中山博道 剣道手引草第一集(大正12年)
先ず左手は、竹刀の柄頭の部分を握るに、母指と示指との真中を、柄の脊に当てて、五指は平等の力を用ゆ、而してその剣尖を、敵の咽喉中央部に着く・・・中略・・・又其の母指第一関節は自己の臍の真前に位置せしめるのである。
野間恒 剣道読本(昭和14年)
中段の構は、剣尖を以て敵の咽喉部を扼する心持で、左の拳は臍から約一つ握り前下に置くようにして刀を持ち、・・・
高野弘正 剣道読本(昭和48年)
・・・左手の位置は上写真のように、へそを中心にしてひと握りか、ひと握り半のところに置き、・・・剣先のつけ方は、相手の目と目の中間につける方法、また左目につける方法とがあるが、最初は咽喉につけると言ったほうがわかりやすいと思う。
佐久間三郎 続剣道の手順(昭和63年)
剣尖を相手の両眼の中心に付け一足一刀の間合では剣尖が喉の高さになる。

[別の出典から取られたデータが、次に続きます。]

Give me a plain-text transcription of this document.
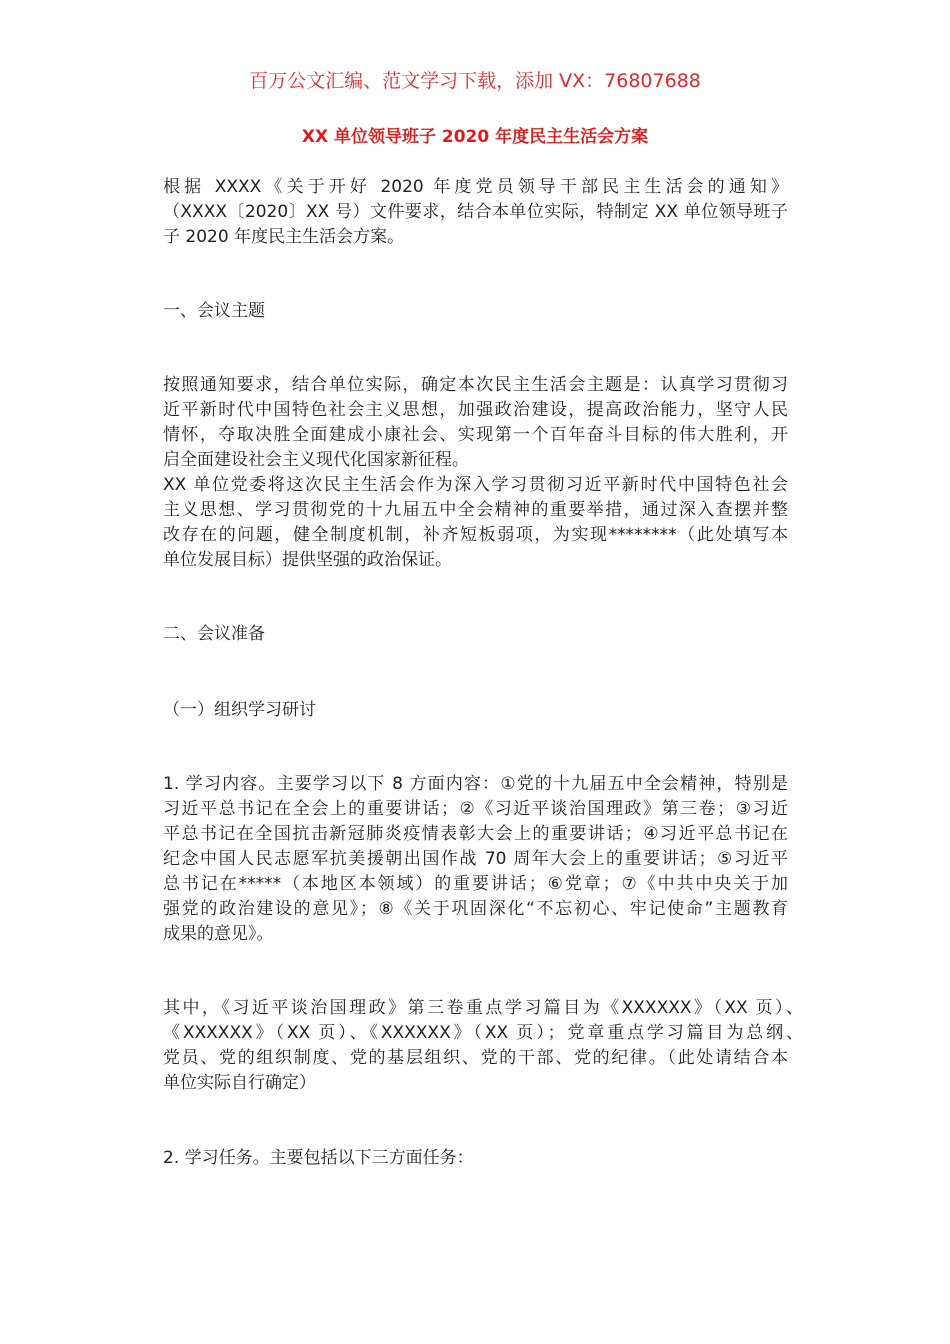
百万公文汇编、范文学习下载，添加 VX：76807688
XX 单位领导班子 2020 年度民主生活会方案
根据 XXXX《关于开好 2020 年度党员领导干部民主生活会的通知》
（XXXX〔2020〕XX 号）文件要求，结合本单位实际，特制定 XX 单位领导班子
子 2020 年度民主生活会方案。
一、会议主题
按照通知要求，结合单位实际，确定本次民主生活会主题是：认真学习贯彻习
近平新时代中国特色社会主义思想，加强政治建设，提高政治能力，坚守人民
情怀，夺取决胜全面建成小康社会、实现第一个百年奋斗目标的伟大胜利，开
启全面建设社会主义现代化国家新征程。
XX 单位党委将这次民主生活会作为深入学习贯彻习近平新时代中国特色社会
主义思想、学习贯彻党的十九届五中全会精神的重要举措，通过深入查摆并整
改存在的问题，健全制度机制，补齐短板弱项，为实现********（此处填写本
单位发展目标）提供坚强的政治保证。
二、会议准备
（一）组织学习研讨
1. 学习内容。主要学习以下 8 方面内容：①党的十九届五中全会精神，特别是
习近平总书记在全会上的重要讲话；②《习近平谈治国理政》第三卷；③习近
平总书记在全国抗击新冠肺炎疫情表彰大会上的重要讲话；④习近平总书记在
纪念中国人民志愿军抗美援朝出国作战 70 周年大会上的重要讲话；⑤习近平
总书记在*****（本地区本领域）的重要讲话；⑥党章；⑦《中共中央关于加
强党的政治建设的意见》；⑧《关于巩固深化“不忘初心、牢记使命”主题教育
成果的意见》。
其中，《习近平谈治国理政》第三卷重点学习篇目为《XXXXXX》（XX 页）、
《XXXXXX》（XX 页）、《XXXXXX》（XX 页）；党章重点学习篇目为总纲、
党员、党的组织制度、党的基层组织、党的干部、党的纪律。（此处请结合本
单位实际自行确定）
2. 学习任务。主要包括以下三方面任务：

左の拳は臍の高さで一握りはなし拇指の第一関節の手脊がくる程度にし、・・・

堀田と中山は同じ神道無念流に連なる人です。なので同じような教えを受け継いでいたのかもしれません。
野間恒は中山博道からも教えを受けていましたが、ごく簡素な記述に留まっています。
佐久間も同じですが、別の著書(平成・剣道読本 上下)に収められている写真では剣尖は左目に付けているようです。
思い出すと、昔はそういう構えの先生方の方が多かった気がします。
真直ぐ構えるのが主流なのは、高野が書いたように、教えやすいから、が真相なのではないでしょうか・・・・

「真直ぐ構えない」中段のメリット

前置きが長くなりました。私個人は自分の経験から、竹刀剣道では「真直ぐ構えない」中段の方が利点があると思うようになりました。

あなたの構えを作ろう

中段はその昔は、正眼、青眼、晴眼、星眼など様々な形がありました(違いが分かりますか?)。なので中段と言えばこの形しかない、ではなくて、その人の体つきや状況に合わせて如何様にも変化するのが正解と思います。それが中段が『水の構え』たる所以でしょう。 先生にそう言われたからといって、いつまでもそれに拘泥するのではなく、様々な教えに触れて、工夫と改良を重ねてご自身の構えを作り上げることがまさに上達ということではないか、と私は思います。